While the technical limitations (mentioned in other answers) of compressing MP3 files via standard compression or reencoding at a lower bitrate are correct, your aim is to store 30 seconds of MP3 encoded data. Assuming that you can enforce that on your users, you should be alright without applying additional compression techniques if the MP3 bitrate is 256kbit constant bitrate (CBR) or lower. At 256kbit CBR, 30 seconds of audio would require:
(((256 * 1000) / 8) * 30) / 1048576 = 0.91MB
The maximum standard bitrate is 320kbit which equates to 1.14MB, so you'd have to use 256 or less. The most commonly used bitrate in the wild is 128kbits.
There are additional overheads that will increase the final file size such as ID3 tags and framing, but you should be OK. If not, drop down to 224kbits as your maximum (30 secs = 0.80MB). There are other complexities such as variable bit rate encoding for which the file size is not so predictable and I am ignoring these.
So your problem is no longer how to compress MP3 files, but how to ensure that your users are aware that they can not upload more than 30 seconds encoded at 256kbits CBR, and how to enforce that policy.

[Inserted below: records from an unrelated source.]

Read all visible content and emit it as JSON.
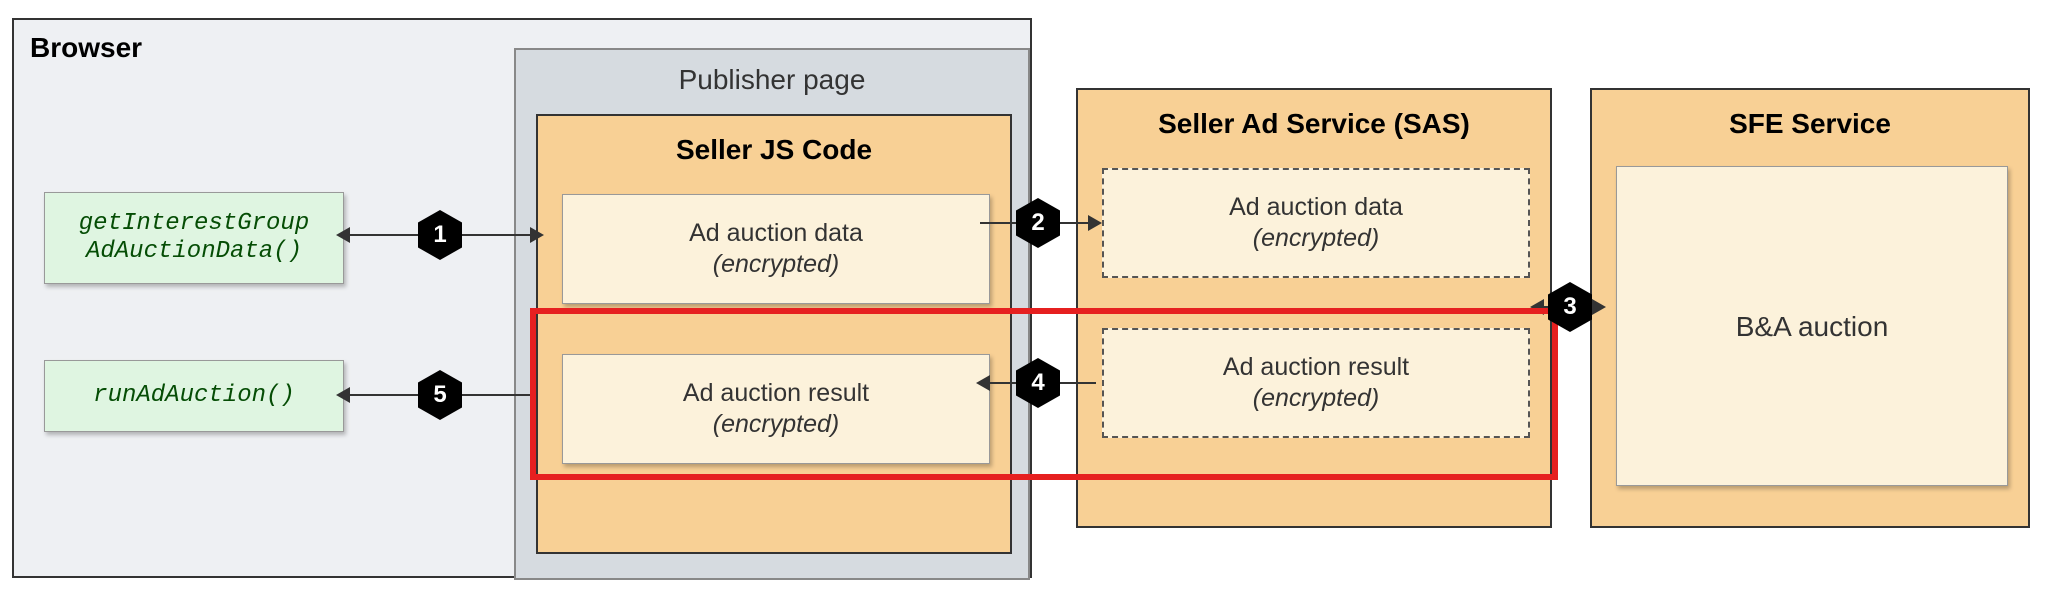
{
  "browser": {
    "label": "Browser",
    "api1_line1": "getInterestGroup",
    "api1_line2": "AdAuctionData()",
    "api2": "runAdAuction()"
  },
  "publisher": {
    "label": "Publisher page"
  },
  "seller": {
    "title": "Seller JS Code",
    "box1_line1": "Ad auction data",
    "box1_line2": "(encrypted)",
    "box2_line1": "Ad auction result",
    "box2_line2": "(encrypted)"
  },
  "sas": {
    "title": "Seller Ad Service (SAS)",
    "box1_line1": "Ad auction data",
    "box1_line2": "(encrypted)",
    "box2_line1": "Ad auction result",
    "box2_line2": "(encrypted)"
  },
  "sfe": {
    "title": "SFE Service",
    "inner": "B&A auction"
  },
  "steps": {
    "s1": "1",
    "s2": "2",
    "s3": "3",
    "s4": "4",
    "s5": "5"
  }
}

You could try the new Blobstore API allowing the storage and serving of files up to 50MB
http://www.cloudave.com/link/the-new-google-app-engine-blobstore-api-first-thoughts
http://code.google.com/appengine/docs/python/blobstore/
http://code.google.com/appengine/docs/java/blobstore/
As Aneto mentions in a comment, you will not be able to compress MP3 data with a standard compression library like gzip or zlib. However, you could reencode the MP3 at a MUCH lower bitrate, possible with LAME.
You can store up to 10Mb with a list of Blobs. Search for google file service.
It's much more versatile than BlobStore in my opinion, since I just started using BlobStore Api yesterday and I'm still figuring out if it is possible to access the data bytewise.. as in changing doc to pdf, jpeg to gif..
You can storage Blobs of 1Mb * 10 = 10 Mb (max entity size I think), or you can use BlobStore API and get the same 10Mb or get 50Mb if you enable billing (you can enable it but if you don't pass the free quota you don't pay).